Dr. Leonhardt van Efferink

Target group

▪ The willingness, availability, and English writing skills to be able to work on your course paper during the course, next to attending online lectures on various days.
▪ Willingness and ability to give a few short online presentations in English during the course.
▪ Aimed at PhD students, for example in the disciplines of Media Studies, Journalism, Cultural Studies, Linguistics, Political Sciences, International Relations, Geography, History, Sociology, Economics and Business.
▪ Several Master and Bachelor students, as well as professionals, managed to get a PASS for the course in previous years.

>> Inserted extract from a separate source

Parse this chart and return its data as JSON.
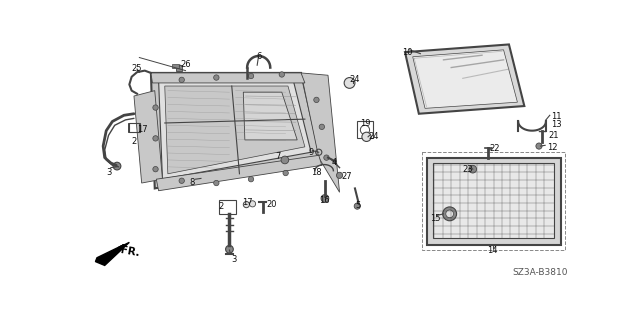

However, they were highly motivated and worked hard.
Please contact Leonhardt to discuss whether this course suits you if you are in doubt.

Course aim

• Write a well-structured research paper in which you study media representations with textual and/or visual elements (e.g., newspaper/magazine articles with photos, cartoons, and Instagram/Twitter posts).
• Develop a research method that draws on critical discourse analysis, social semiotic analysis, and/or news framing analysis, in line with your research objectives.
• Formulate research questions that are clear, focused, and consistent, saving you a lot of time later in the research process.
• Compile a dataset for your thesis or dissertation that is manageable and relevant.
• Understand the complexity of text-image relations and their role in meaning-making processes.
• Explain the role of the national and ideological contexts in which (social) media content is being produced.

Fee info

EUR 499: Tuition fee

Scholarships

No scholarships are available for this course.